An Interpretability Optimization Method for Deep Learning Networks Based on Grad-CAM
Yubo Zhang, Yong Zhu, Junli Liu, Wei Yu, Chuang Jiang
Abstract
In the modern era, the optimization of energy utilization in both industrial production and everyday life represents a critical challenge. This challenge underscores the imperative for innovative technological solutions, with artificial intelligence (AI) standing at the forefront of this transformative wave. Among the myriad advancements, high-performance deep learning frameworks have notably advanced, propelling the widespread adoption of computer vision technologies. Despite these advancements, the quest for enhanced interpretability of deep learning networks remains a concern, as it holds the key to unlocking more transparent AI systems. To address this issue, our study proposed an innovative method called information activation mapping (IAM), aimed at enhancing the interpretability of deep learning classification networks through the advanced gradient-weighted class activation mapping-based approach. By refining and extending existing methods, our technique produces highly detailed highlight maps that illuminate critical areas influencing decision-making processes within the network. This breakthrough not only elevates the network’s interpretability but also serves as a cornerstone for development of more efficient and targeted datasets.
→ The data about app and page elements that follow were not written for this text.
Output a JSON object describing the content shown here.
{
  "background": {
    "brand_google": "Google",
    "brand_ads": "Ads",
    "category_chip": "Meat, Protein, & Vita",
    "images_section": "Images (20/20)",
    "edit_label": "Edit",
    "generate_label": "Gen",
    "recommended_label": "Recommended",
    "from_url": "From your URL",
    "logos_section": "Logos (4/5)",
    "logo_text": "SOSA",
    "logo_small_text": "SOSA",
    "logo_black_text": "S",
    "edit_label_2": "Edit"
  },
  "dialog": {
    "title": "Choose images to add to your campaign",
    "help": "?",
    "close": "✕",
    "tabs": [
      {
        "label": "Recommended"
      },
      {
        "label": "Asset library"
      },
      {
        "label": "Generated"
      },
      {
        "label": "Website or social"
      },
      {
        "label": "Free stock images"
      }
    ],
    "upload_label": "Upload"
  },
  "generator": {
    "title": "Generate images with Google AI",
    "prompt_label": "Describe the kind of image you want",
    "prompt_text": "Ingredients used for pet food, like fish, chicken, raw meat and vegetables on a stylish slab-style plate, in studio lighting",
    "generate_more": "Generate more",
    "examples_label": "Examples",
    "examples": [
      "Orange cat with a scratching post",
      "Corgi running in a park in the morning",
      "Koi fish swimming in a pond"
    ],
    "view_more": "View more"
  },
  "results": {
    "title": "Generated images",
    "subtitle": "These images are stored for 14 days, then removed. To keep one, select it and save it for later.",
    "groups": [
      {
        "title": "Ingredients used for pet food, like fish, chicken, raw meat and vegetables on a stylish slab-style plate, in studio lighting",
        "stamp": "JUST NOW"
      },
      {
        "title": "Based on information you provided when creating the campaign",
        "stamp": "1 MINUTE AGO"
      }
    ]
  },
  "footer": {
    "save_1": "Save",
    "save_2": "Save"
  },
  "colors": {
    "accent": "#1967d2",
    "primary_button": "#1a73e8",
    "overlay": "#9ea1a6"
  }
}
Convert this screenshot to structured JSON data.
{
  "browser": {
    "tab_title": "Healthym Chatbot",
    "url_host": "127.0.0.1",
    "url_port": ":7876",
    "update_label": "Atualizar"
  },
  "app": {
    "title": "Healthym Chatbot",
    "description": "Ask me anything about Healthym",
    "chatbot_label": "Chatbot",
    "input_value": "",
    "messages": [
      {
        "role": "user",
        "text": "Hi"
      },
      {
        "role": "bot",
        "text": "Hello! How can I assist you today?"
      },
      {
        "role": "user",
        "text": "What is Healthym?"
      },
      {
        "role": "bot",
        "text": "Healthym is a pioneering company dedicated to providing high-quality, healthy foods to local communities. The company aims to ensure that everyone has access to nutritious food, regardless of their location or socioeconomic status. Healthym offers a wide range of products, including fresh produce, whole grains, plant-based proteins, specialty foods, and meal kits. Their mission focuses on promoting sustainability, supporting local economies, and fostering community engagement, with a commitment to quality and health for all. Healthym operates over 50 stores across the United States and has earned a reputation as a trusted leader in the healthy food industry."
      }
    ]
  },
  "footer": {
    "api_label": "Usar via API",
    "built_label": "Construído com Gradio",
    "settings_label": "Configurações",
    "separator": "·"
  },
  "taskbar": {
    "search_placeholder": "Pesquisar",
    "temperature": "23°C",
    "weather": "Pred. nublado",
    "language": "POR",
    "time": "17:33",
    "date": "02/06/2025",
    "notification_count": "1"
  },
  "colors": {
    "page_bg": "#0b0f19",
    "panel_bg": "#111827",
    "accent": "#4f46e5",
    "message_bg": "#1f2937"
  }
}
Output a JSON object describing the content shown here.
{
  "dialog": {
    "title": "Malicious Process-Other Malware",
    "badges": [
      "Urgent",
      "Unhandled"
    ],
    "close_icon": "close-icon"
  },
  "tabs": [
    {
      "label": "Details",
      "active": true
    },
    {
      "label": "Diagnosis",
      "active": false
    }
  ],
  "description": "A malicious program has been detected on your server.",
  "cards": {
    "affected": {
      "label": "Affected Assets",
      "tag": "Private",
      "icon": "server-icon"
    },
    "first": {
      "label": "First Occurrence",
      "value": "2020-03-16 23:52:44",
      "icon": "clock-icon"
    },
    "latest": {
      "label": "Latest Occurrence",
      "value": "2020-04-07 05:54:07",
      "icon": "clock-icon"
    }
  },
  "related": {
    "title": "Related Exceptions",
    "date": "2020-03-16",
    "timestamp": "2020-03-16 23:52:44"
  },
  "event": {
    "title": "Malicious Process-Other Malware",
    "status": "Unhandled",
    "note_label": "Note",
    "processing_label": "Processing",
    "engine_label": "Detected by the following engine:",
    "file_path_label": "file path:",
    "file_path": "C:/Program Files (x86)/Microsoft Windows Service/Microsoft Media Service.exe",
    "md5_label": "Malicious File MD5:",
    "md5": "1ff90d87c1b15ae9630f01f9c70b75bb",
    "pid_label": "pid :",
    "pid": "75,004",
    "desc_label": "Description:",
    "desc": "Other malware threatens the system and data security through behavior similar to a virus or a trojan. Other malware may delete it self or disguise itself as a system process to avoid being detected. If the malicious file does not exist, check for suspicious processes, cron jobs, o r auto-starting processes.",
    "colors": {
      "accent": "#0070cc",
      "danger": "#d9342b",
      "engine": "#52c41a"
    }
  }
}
Our comprehensive analysis encompassed both the qualitative and quantitative evaluation of data quality, alongside a thorough efficiency analysis of the networks and datasets involved. By doing so, we demonstrate that our proposed IAM method significantly improves the interpretability of deep learning networks, thereby promoting more accurate and effective data processing strategies. This research has profound implications for future of AI, particularly in the realms of sustainable and low-carbon AI of Things (AIoT) systems, by promoting more energy-efficient data processing and contributing to the advancement of eco-friendly technological solutions.